It is an epidemic, perhaps even a pandemic, and we are all at risk. The speed at which it has spread has been astounding; what its outcome will be, no one knows. A plague of foul speech – profanity, vulgarity, and insult – has swept across our country and our world. By some accounts, the public use of vulgarity started in Europe, but it has now engulfed the United States and infected countries all over the world.
How has this plague spread? Largely, through the internet, which provides anonymity to some and safe distance for others. A person who only swore privately in his own home forty years ago can now broadcast his profanity from his home to the rest of the world with only a keystroke.
When the infamous “Watergate Tapes” were made public, Richard Nixon was embarrassed and humiliated because the public learned of the foul language that he routinely used in private. Americans did not expect that from their president. They thought he was better than that.
Fast-forward fifty years. The current president has become America’s Vulgarian-in-Chief. Though he did not start this plague, he has made it worse by routinely using foul language in speeches, interviews, and posts. An analysis of President Trump’s communications during his first and second terms shows an increase in his public use of profanity and vulgarity that tops one hundred percent. Defenders claim that this crudity displays the president’s authenticity. Had Richard Nixon’s supporters tried using that line to defend him, they would have been laughed to scorn.
Now that the use of vulgar language has received the president’s imprimatur, both his supporters and his opponents have been emboldened in their use of profanity, condemnation, insult, and threat. (Threats against public officials’ families have increased, according to the Homeland Security Today, by 3700% between 2015 and 2025.)
Vulgarity is not a sign of authenticity. It is a sign of anger and contempt. Wherever these are found, there is a concomitant decrease in respect – respect for institutions like government, media, and the church and, more immediately, respect between individuals. This is most evident in attitudes toward people who are not like us: immigrants, people with a different skin color, another political party, another religion. But it is naïve to think it will stop there. Once contempt has taken root, it will infect every relationship in a person’s life.
Someone who disrespects and shows contempt to a politician can drift easily into disrespecting a parent, spouse, or child. We like to think that we disrespect people because they are not respectable, but we deceive ourselves. Disrespect does not come from outside us. It does not originate in the character of the other person but in our own, where like a cancer it grows and threatens the health of our relationships and the soundness of our hearts.
Lack of respect, which manifests in crudeness, abuse, and vulgarity, does not show up in a heart where humility is present. Put another way, the noxious weeds of crudeness, abuse, and vulgarity cannot grow in the soil of humility. The azaleas you plant around your house may fail to grow even though the clematis is swallowing up the fence and climbing your neighbor’s tree. The soil that produces the one cannot produce the other. A heart that is rich in humility will produce respect, while contempt will die there. On the other hand, when pride fills the heart, contempt grows wildly, but respect withers and dies.

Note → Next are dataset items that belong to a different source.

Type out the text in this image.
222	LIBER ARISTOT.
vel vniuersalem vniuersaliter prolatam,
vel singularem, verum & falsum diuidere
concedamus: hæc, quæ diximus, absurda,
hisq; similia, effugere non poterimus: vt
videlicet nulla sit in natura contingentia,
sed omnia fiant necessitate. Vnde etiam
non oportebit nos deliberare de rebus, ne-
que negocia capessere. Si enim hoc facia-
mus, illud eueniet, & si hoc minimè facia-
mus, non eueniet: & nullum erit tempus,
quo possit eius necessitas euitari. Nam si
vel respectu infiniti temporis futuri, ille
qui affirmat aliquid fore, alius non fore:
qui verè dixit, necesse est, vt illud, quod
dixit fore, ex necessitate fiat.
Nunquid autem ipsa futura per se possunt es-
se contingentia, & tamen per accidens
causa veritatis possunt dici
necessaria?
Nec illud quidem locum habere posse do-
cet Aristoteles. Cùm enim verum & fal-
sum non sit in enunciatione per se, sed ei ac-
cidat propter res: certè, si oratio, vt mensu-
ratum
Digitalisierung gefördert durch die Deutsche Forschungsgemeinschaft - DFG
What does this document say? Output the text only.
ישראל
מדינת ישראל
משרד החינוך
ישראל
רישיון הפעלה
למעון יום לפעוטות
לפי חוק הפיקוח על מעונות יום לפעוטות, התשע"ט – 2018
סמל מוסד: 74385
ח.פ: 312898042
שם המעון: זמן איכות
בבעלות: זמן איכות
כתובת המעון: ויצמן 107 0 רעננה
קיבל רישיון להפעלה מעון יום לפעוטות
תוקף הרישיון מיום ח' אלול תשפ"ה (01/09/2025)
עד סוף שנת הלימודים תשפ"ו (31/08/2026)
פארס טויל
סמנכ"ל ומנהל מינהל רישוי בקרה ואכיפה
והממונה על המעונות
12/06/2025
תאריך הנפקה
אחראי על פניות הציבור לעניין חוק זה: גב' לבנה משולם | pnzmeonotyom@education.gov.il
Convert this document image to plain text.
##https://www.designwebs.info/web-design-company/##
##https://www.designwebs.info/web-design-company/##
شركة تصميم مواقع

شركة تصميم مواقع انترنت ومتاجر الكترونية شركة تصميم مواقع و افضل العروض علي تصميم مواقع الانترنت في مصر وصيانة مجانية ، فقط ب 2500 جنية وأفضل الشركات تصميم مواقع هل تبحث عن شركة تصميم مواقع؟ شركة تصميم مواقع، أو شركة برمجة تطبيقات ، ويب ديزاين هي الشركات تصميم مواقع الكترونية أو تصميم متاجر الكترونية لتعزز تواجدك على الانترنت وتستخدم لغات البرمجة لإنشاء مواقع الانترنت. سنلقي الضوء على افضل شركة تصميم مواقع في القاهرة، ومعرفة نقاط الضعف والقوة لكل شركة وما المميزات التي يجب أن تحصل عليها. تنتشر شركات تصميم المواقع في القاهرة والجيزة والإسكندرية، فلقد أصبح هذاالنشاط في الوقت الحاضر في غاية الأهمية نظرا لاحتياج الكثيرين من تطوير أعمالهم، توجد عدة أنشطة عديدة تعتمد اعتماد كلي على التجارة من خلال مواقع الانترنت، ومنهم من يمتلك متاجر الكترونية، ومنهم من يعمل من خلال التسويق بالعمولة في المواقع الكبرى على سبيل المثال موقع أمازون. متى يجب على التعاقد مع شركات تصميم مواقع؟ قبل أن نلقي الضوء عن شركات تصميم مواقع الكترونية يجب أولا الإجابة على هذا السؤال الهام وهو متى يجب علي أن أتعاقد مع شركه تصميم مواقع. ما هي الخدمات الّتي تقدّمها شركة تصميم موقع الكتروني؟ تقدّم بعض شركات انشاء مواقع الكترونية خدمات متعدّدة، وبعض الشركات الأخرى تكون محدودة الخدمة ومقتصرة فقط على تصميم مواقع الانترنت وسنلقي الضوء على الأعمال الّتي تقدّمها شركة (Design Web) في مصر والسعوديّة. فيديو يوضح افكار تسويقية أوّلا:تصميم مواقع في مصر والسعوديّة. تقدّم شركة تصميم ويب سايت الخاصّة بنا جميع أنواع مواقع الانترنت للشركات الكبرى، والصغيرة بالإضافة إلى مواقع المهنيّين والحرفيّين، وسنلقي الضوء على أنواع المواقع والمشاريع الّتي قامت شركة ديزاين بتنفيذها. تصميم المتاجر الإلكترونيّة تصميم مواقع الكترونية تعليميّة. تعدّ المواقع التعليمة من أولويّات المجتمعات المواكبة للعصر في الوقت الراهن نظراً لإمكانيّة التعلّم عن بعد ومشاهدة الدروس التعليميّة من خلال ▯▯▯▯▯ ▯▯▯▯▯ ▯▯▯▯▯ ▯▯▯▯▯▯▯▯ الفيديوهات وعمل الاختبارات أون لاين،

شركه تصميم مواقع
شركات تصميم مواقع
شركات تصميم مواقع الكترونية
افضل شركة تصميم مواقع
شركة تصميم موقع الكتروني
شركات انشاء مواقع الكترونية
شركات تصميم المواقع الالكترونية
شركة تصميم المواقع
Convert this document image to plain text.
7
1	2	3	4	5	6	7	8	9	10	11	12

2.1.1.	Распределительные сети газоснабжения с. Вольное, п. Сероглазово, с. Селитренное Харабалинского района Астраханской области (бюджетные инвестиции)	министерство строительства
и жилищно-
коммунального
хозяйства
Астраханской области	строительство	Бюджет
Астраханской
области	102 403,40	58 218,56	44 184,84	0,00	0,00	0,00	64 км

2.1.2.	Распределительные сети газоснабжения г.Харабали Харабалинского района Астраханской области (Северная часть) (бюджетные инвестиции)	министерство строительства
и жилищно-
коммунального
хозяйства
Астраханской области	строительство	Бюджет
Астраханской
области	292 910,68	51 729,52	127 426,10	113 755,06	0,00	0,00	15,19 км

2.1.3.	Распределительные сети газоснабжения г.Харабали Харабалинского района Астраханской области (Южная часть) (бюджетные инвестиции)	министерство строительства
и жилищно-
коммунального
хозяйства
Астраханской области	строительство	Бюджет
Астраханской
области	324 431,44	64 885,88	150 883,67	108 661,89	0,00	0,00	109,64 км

Followers of Jesus should recoil from disrespect, contempt, and vulgarity even when it is aimed at their enemies. They must determine to show respect even when others do not, even when others are not respectable. Jesus said that the world would recognize us as his disciples by our love. Along the same line, John said that we will recognize ourselves as his by our love (1 John 3:14). We will never recognize ourselves as belonging to him, that is, we will never be assured of our salvation, by vulgarity and contempt.